The world’s earliest rock art may have been made by two creative children who lived in Tibet between 226,000 and 169,000 years ago. The young artists, probably either Neanderthals or members of the related Denisovan species, left a series of closely grouped handprints and footprints on an outcrop of a type of limestone called travertine. Travertine, which builds up around mineral springs, is initially soft enough to hold impressions. These can eventually harden after the spring changes course. Other ancient prints have been found preserved in travertine near the hot spring where the children’s prints were discovered, says Guangzhou University geologist and environmental archaeologist David Zhang. “The local people associate them with the Buddha,” he says, “but they were puzzled by these prints because they are so small.”
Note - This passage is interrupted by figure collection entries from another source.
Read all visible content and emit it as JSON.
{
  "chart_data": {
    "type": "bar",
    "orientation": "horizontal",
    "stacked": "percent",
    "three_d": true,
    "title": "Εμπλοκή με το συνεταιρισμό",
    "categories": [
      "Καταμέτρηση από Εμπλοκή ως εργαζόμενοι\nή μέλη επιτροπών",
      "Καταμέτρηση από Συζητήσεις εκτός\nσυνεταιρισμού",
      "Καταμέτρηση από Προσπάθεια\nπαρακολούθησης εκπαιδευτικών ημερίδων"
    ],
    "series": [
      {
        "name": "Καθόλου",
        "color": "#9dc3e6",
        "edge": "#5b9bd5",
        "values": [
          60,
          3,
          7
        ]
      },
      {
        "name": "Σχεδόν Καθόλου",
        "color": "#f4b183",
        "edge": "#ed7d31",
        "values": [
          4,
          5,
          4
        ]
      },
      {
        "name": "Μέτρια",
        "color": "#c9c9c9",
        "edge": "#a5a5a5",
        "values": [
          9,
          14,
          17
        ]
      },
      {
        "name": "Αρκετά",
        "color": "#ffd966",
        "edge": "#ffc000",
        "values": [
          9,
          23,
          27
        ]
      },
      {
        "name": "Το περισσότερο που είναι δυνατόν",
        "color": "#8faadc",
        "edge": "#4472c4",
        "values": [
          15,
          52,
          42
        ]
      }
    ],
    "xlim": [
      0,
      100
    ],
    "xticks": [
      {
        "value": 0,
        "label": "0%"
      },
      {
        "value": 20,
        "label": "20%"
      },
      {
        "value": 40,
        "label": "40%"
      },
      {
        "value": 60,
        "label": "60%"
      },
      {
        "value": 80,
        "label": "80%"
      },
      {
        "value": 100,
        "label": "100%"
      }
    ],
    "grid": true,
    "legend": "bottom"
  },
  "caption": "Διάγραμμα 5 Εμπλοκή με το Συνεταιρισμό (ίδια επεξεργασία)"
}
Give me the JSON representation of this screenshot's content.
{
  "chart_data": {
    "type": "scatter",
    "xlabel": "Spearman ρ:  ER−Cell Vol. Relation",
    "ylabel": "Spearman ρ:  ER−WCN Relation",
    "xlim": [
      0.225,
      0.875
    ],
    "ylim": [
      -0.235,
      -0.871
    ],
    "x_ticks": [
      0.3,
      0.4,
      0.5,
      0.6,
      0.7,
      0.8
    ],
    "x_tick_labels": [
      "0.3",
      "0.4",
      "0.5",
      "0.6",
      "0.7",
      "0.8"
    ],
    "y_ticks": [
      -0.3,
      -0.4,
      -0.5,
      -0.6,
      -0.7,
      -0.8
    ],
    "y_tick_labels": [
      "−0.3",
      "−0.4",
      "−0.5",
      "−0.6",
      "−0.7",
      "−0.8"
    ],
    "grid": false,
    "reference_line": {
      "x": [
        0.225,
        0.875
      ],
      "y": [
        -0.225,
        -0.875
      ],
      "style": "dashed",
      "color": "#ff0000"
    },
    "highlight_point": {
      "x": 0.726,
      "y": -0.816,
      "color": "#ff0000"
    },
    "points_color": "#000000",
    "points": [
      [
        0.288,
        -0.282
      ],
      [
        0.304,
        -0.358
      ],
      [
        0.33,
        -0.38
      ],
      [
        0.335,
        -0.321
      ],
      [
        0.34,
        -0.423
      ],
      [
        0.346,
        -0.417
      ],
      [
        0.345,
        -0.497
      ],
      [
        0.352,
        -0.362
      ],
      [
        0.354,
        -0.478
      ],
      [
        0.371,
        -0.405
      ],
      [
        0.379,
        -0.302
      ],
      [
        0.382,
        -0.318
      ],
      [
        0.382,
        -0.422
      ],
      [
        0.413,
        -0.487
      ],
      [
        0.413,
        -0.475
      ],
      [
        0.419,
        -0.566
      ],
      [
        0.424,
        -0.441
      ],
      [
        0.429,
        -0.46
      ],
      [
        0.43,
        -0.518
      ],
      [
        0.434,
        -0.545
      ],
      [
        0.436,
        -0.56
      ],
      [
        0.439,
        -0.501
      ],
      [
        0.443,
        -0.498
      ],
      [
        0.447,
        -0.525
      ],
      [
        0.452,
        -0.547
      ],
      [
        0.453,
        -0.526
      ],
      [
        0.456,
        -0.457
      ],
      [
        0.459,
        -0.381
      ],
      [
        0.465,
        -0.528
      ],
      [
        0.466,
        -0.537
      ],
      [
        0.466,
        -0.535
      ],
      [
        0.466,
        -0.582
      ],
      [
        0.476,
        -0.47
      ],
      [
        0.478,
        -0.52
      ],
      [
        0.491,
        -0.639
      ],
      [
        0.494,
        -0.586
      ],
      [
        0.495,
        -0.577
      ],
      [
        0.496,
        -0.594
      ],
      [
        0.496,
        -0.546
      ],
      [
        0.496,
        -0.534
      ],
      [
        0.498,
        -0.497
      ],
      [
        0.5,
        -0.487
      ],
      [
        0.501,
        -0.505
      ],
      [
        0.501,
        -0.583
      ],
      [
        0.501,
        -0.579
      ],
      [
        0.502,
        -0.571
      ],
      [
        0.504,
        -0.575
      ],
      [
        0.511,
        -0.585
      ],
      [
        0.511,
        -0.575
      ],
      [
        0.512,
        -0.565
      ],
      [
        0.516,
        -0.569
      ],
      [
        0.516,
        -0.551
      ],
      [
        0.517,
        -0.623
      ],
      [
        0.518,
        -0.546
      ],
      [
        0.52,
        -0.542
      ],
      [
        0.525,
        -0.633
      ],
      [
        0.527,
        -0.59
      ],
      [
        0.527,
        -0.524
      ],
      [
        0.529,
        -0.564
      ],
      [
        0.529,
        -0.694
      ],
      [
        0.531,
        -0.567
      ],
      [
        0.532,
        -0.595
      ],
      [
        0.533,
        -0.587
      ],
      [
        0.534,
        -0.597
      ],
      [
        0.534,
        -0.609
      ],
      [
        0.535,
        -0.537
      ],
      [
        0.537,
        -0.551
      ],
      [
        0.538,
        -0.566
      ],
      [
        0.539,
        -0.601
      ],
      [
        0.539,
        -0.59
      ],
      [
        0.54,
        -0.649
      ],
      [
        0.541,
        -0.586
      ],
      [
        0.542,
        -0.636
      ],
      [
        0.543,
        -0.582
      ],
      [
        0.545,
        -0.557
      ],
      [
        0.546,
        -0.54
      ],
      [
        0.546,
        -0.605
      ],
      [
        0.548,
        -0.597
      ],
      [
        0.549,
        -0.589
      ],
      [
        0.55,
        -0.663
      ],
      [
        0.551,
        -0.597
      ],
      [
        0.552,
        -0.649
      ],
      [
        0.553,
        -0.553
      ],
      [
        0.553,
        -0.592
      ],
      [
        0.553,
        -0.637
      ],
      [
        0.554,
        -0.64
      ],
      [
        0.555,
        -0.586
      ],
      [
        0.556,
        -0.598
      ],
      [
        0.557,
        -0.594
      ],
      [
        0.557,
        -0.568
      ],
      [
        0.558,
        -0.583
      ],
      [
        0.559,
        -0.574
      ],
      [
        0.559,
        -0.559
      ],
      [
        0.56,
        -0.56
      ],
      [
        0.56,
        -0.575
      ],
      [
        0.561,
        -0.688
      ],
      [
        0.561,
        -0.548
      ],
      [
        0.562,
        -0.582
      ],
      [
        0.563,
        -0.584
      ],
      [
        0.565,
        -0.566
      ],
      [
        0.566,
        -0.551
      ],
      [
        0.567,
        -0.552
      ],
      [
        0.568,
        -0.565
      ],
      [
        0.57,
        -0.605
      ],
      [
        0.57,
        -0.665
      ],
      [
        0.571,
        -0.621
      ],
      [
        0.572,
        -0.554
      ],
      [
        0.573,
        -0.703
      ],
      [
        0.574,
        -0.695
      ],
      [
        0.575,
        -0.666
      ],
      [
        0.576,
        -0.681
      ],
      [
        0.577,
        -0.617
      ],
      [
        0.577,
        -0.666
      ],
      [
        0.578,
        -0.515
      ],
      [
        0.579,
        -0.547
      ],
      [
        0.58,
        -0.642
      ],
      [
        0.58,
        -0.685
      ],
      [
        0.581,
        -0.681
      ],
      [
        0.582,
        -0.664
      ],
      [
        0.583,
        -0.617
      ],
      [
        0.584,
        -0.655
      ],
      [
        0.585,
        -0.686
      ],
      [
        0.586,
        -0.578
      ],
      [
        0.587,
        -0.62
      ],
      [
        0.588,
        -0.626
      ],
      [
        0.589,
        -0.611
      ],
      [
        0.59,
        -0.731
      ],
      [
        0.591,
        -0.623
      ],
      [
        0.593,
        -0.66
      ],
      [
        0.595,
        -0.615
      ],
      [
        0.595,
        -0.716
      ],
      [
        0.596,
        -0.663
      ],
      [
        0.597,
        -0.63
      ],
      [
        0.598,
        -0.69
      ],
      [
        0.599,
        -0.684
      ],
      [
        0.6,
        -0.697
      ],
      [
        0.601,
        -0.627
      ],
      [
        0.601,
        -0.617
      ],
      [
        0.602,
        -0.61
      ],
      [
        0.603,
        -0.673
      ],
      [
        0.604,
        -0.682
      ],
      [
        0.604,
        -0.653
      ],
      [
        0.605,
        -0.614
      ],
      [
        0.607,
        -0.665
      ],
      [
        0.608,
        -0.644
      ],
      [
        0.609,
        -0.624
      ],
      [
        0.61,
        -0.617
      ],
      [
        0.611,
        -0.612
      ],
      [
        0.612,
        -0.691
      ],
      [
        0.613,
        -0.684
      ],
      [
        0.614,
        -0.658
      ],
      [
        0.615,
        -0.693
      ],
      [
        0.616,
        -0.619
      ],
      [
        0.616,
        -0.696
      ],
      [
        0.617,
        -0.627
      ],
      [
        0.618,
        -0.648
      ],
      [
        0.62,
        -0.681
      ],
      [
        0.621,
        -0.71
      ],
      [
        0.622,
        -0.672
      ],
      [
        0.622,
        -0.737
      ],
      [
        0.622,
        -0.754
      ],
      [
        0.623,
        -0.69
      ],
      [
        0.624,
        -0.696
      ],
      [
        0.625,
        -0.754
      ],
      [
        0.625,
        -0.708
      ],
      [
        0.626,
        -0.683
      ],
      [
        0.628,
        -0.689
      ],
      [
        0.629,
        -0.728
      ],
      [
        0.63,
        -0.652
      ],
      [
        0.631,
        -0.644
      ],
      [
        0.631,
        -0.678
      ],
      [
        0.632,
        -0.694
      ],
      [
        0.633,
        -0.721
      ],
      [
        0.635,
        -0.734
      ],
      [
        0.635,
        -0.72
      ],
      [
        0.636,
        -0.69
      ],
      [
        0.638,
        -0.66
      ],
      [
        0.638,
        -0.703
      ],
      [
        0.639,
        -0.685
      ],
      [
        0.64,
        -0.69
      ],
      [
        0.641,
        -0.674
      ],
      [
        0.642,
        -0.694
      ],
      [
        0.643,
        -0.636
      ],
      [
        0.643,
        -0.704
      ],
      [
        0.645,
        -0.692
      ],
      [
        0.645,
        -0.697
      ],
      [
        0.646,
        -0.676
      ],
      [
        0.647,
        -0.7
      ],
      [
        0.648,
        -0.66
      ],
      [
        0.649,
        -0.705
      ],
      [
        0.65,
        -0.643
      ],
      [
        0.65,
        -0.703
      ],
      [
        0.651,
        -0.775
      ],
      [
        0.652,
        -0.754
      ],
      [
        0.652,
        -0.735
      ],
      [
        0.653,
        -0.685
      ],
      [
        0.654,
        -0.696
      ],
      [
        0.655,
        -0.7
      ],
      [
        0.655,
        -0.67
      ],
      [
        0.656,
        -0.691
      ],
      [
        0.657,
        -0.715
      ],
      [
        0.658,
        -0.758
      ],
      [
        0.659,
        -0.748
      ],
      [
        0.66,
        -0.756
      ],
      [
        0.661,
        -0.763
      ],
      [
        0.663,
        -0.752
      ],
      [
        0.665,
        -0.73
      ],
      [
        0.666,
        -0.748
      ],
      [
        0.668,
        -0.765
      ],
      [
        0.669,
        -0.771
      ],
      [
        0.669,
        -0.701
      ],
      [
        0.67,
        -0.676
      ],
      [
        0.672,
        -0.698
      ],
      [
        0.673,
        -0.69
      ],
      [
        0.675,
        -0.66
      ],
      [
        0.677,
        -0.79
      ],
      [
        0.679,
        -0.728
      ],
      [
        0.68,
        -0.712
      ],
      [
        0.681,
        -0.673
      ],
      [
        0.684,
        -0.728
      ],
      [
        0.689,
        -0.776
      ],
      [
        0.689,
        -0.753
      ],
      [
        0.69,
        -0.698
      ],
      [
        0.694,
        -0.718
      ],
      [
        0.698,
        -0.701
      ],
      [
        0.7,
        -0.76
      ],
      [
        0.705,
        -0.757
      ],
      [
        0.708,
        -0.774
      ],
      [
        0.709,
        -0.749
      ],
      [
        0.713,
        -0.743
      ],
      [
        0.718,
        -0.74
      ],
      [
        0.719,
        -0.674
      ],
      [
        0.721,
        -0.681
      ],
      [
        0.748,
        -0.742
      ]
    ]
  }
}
Zhang and his colleagues used uranium series dating, which examines trace amounts of uranium and thorium in calcium carbonate deposits such as travertine, to determine when the prints were left on the outcropping’s surface. Since uranium decays to thorium at a known rate, the researchers were able to calculate the age of the travertine from the ratio of the two elements. “I was shocked by the date,” says Zhang. “They are so early and there is no utilitarian explanation for how they are grouped together. They had to have been deliberately composed.” Zhang acknowledges that some might consider the prints childish doodles rather than true art. “What is play and what is art?” he asks. “We think these prints are both.” —ERIC A. POWELL

EARLIEST LEATHERWORKERS

Contrebandiers Cave, Morocco

While sorting through some 12,000 bone fragments excavated from Contrebandiers Cave near the Atlantic coast of Morocco, archaeologist Emily Hallett of the Max Planck Institute for the Science of Human History noticed that some were smooth and shiny, as if they had been intentionally shaped by human hands. Upon consultation with colleagues, she determined that 62 of the fragments are bone tools dating to between 120,000 and 90,000 years ago. These include a number of tools made from animal rib bones of a type well known for its use in fur and leatherworking. “Once you have an animal skin, there are a lot of steps that have to be taken to process it so it’s supple, smooth, and ready to wear,” says Hallett. “These tools remove the connective tissues and fats from the skin without piercing and damaging it.”